Ransomware group threatens to release 3.5TB of data
Image:
Ingram Micro is still recovering from a cyberattack on 9th July
A ransomware group is threatening to release terabytes of data allegedly stolen from IT distributor Ingram Micro, which suffered a cyberattack three weeks ago.
The SafePay ransomware group has threatened to release 3.5 terabytes of data it claims to have stolen from distribution giant Ingram Micro, adding pressure to the company’s ongoing recovery efforts following the cyberattack earlier this month.
SafePay listed Ingram Micro, one of the world’s largest B2B technology distributors, as a victim on its leak site on 29th July, setting 1st August deadline for the public release of the compromised data.
The development is a hallmark move for ransomware gangs seeking leverage through public extortion, and suggests Ingram Micro refused to pay a ransom demand.
While Ingram Micro has not confirmed SafePay’s involvement, the group’s claim and timing raise new concerns about the breach’s scope.
The distributor, which provides services ranging from hardware and software sales to cloud solutions and logistics, has not issued an update since 9th July – the date it declared global operations restored.
“Ingram Micro is pleased to report that we are now operational across all countries and regions where we transact business,” its earlier statement reads.
“Our teams continue to perform at a swift pace to serve and support our customers and vendor partners. We are grateful for the support we’ve received from our customers and industry colleagues.”
However, behind that confident messaging signs of a more drawn-out recovery are evident.
Websites still affected
Although Ingram Micro claims its global operations are functioning, some systems and websites are yet to come back online.

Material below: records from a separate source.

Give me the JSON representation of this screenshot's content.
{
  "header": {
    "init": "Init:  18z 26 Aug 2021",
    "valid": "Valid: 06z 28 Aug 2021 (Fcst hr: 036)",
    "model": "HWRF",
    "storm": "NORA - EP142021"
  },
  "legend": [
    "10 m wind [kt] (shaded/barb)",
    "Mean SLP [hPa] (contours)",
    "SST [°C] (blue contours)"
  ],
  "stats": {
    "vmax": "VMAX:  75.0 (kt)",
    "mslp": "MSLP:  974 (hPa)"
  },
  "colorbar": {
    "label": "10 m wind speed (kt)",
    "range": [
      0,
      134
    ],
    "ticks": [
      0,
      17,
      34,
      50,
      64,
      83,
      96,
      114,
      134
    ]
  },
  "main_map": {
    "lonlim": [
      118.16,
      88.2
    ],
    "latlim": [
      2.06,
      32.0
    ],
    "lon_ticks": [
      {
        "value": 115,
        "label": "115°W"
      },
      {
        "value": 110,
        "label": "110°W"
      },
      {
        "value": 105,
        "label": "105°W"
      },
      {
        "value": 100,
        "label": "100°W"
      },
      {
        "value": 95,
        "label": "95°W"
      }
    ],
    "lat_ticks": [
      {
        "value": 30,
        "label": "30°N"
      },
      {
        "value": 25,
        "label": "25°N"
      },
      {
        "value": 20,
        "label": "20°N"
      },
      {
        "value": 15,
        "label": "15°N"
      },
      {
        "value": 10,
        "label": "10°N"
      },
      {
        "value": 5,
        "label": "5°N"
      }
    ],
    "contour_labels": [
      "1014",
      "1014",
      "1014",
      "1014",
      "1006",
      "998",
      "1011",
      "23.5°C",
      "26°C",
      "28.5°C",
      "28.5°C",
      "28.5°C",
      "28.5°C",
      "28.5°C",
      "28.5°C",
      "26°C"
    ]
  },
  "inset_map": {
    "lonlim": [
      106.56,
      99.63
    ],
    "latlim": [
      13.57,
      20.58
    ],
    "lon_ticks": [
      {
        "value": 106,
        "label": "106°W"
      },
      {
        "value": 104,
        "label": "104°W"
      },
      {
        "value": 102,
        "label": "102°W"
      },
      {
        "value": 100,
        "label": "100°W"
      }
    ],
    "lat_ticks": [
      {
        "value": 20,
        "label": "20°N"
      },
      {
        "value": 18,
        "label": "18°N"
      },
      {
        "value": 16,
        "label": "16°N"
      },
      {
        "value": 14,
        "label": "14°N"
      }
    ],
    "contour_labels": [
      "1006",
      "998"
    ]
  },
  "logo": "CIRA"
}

This week, cybersecurity analysts observed the company restoring access to several of its previously offline web portals, including the security site for its Middle East, Turkey and Africa (META) region.
The META website, which showcases the firm’s security consulting and training services, is now accessible, but several subdomains remain unreachable.
After its global IT outage, Ingram Micro instructed employees to work from home and shut down ordering systems and other online tools.
The company has since performed a complete reset of employee passwords and implemented organisation-wide multi-factor authentication as part of its recovery process.
Sources who spoke with The Register in the early days of the attack criticised Ingram Micro’s communication strategy, describing confusion over how to obtain reliable information and a lack of timely updates.
The SafePay threat
SafePay ransomware emerged in September 2024 and has quickly become one of the most active cyber-extortion operations worldwide. Known for stealing data prior to encryption, the group uses threats of public leaks on the dark web to coerce victims into payment.
To date, SafePay has listed over 260 confirmed victims on its leak site, though the real number is believed to be higher.
Their rise follows the decline of notorious ransomware groups like LockBit and BlackCat (ALPHV).
As of now, Ingram Micro has not publicly attributed the breach to SafePay or confirmed whether sensitive data was stolen. The company’s silence, combined with the gang’s threats, has left customers and partners in the dark as the 1st August deadline looms.